EDMUND HUSSERL
EDMUND HUSSERL
Husserl’s highly complicated philosophy is not easily translated in to sociological concepts and, indeed, a good portion of it is not directly relevant to sociology. We discuss here a few of his main ideas that have proven useful to sociological Phenomenologists. The term phenomenology was used by Edmund Husserl (1859-1938) in his most famous philosophical treatise, Ideas: introduction to Pure Phenomenology (1913) that includes the principle of philosophical and scientific method. Husserl challenged the method usually used by natural science. The usual method of natural science proceeds from a body of accepted truth and seeks to extend its conquest of the unknown by putting questions to nature and compelling it to answer. The phenomenological methods adopt a softer approach. Setting aside all presuppositions and suppressing hypothesis, it seeks to devise techniques of observation, description, and classification, which permit it to disclose structures and connections in nature, which do not yield to experimental techniques.
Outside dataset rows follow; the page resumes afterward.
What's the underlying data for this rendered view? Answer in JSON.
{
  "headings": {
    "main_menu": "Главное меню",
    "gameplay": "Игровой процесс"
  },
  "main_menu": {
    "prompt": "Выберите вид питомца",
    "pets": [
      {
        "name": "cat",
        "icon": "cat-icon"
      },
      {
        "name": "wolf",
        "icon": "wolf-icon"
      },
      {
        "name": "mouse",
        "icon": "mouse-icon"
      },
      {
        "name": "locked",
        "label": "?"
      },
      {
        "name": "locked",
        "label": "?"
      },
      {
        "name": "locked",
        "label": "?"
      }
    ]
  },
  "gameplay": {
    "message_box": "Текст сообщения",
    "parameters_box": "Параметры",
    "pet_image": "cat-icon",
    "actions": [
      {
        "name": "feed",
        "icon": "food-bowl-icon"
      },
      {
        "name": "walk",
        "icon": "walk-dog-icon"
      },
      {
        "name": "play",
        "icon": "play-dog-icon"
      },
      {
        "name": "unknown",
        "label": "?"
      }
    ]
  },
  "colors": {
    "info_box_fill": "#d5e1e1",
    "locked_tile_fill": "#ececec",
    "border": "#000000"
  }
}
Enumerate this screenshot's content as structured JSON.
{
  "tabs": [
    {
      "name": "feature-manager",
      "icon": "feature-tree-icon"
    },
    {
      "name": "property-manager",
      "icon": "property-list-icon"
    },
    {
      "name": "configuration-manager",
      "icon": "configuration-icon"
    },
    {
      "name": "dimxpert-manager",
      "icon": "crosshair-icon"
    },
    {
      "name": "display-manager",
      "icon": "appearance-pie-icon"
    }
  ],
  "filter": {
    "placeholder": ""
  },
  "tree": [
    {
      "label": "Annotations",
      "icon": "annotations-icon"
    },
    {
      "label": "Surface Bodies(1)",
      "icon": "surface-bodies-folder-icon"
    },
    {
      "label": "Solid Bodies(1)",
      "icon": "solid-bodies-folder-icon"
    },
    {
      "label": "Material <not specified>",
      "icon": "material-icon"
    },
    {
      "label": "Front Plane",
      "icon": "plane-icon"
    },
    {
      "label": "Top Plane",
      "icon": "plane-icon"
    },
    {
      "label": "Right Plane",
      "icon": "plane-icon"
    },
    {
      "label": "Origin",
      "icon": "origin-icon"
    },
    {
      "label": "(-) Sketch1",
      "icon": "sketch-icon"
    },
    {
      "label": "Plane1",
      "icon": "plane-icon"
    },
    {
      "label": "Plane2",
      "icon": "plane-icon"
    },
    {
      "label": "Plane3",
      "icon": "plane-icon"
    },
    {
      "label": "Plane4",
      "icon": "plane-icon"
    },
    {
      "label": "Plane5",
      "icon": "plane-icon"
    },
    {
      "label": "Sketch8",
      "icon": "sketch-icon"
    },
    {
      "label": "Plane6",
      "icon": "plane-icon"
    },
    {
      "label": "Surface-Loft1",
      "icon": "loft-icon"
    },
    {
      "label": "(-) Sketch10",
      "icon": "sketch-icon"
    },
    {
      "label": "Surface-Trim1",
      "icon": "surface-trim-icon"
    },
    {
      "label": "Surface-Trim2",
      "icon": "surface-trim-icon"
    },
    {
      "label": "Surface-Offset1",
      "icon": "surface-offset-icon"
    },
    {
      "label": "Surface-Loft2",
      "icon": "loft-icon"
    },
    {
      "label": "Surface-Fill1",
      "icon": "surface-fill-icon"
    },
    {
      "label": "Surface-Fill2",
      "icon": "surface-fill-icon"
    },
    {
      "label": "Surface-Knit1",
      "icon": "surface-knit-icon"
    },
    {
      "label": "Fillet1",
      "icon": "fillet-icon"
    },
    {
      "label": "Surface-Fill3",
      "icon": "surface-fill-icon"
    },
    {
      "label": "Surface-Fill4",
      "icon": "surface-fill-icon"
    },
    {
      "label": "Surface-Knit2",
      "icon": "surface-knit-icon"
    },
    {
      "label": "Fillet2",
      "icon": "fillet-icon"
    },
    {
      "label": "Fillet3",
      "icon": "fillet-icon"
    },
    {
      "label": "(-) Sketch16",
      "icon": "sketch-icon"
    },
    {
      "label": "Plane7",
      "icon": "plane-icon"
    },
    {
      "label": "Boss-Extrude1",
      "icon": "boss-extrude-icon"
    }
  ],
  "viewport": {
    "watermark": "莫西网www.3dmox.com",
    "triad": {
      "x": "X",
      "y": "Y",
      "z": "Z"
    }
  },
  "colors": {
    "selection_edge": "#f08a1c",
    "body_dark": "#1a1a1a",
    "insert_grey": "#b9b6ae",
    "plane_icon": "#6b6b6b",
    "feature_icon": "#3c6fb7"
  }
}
Husserl pointed out that it seems innocent enough to explain consciousness in terms of natural causes until we recollect that matter and the laws which govern its behaviour are themselves part of our experience. He talks of “suspending” our natural beliefs, including the fundamental conviction of every healthy mind that there is world “out there”, that there are other selves, and so on. We are asked to ‘alter’ this natural standpoint, to ‘disconnect’ our beliefs about causation and motion, to ‘put them out of action’. This is, of course, only a methodological procedure, in order to help us to overcome our animal bias and make it possible for us to take a coolly intellectual view of things. Greek philosophy used the term epoche to indicate the suspension of judgment. Husserl presses this term in his service.
As we shall immediately see, the phenomenological approach in sociology is based upon this particular philosophical foundation.